Send a payment to the following BitCoin address of 0.4 BTC ~ 403.60 USD, and keep the transaction / payment ID:
1Bqca3tn3Yco6SftgHeyYQUxqb2MPtwFBj
After, contact one of the following e-mail addresses present below. If you do not get a reply from one, send to the other one, until you get a reply (this happens in less than 24 hours, in normal conditions); check also your spam folder. Use your real E-mail address, and use the subject "Decryption"; add as attached file this HTML document, and add to the body the payment ID. We do not give decryption for test service, so, don't request for free decryption on the e-mail. We will tell the rest of istructions after the e-mail was sent.
Do what you're told. Don't try to swear on us, or we will block you and your ID forever. Don't try to fool us into using 10MinuteMail or similar services,
use them for later.
E-mail addresses:
First address ("youngthug412")
First address ("hparrockneverstop")
After decryption, your E-mail address and your ID will be wiped off our servers, don't fear for your life.
Is there a time limit?
Yes, three months from now (day, month, year;). Date was added to the ID, and is not removable from it (will make us ignore you forever). Be quick to pay, after 1,5 months from now, the price will be raised of the 50%, and, after three months, your ID will be blocked, that will happen also to your real e-mail address.
-- N***a livin life like vulcano and this only the beginnin' --
ID:

In an attempt to scare the victim into paying the demanded money, the creators of VIAGRA Ransomware state that after a month and a half the sum they want will increase by 50%, while after 3 months they will block the victim's ID and won’t accept any amount of money for potential decryption.

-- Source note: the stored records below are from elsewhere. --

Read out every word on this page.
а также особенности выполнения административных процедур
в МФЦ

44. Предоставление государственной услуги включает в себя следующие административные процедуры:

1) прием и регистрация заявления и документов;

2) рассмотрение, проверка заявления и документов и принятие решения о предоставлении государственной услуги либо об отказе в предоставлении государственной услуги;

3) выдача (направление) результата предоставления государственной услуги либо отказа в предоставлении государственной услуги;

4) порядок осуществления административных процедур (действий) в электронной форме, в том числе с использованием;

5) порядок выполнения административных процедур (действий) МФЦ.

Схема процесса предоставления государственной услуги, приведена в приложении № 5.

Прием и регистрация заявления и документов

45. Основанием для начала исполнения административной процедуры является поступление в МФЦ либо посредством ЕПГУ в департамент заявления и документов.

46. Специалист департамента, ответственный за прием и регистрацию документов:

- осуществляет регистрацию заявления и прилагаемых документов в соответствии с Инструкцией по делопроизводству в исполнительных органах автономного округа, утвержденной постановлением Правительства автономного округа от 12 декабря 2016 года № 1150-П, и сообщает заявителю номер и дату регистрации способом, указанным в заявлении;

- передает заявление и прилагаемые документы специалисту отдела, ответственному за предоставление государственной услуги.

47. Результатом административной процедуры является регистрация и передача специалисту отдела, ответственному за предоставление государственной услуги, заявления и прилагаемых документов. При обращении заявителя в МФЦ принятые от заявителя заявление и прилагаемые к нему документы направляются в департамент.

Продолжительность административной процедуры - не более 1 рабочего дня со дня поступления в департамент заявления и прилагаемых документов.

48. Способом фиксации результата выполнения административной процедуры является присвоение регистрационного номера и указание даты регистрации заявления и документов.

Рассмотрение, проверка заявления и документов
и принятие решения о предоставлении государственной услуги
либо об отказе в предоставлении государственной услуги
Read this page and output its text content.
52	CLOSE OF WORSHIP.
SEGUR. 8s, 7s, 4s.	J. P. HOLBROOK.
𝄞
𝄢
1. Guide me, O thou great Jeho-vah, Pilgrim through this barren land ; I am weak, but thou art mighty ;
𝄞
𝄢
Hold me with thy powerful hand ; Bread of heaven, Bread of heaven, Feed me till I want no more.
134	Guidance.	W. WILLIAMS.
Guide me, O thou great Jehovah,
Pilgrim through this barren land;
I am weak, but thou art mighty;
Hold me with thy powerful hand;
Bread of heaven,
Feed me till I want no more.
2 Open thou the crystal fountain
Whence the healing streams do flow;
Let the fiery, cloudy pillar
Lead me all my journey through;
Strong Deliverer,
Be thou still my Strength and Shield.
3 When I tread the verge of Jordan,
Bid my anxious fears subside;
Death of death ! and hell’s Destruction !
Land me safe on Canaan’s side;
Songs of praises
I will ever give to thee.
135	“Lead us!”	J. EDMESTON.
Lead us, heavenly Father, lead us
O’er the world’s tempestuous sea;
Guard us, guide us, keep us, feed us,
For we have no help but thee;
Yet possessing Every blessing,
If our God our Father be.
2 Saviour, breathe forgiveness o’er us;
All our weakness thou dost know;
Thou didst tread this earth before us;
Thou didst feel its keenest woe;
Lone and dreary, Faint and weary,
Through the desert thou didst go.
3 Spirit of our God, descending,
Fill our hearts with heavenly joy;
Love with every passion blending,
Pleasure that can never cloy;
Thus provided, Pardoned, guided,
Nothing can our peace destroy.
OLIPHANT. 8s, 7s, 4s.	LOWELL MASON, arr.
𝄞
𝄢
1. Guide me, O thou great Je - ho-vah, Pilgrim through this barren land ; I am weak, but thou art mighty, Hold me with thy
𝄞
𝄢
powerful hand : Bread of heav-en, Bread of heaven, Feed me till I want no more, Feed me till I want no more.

Dealing with a VIAGRA Ransomware Attack

If your computer system has been locked by VIAGRA Ransomware, or any of the myriad of other ransomware threats, paying the criminals is definitely NOT the best course of action. There is no guarantee that criminals will be able to deliver a decryption tool that can successfully restore the locked files, not to mention that they may simply take the money and move on to create their next malware threat. Instead, victims should use a legitimate anti-malware software to clean the compromised computers before attempting to restore the encrypted data from a previously created backup that has been kept disconnected from the network.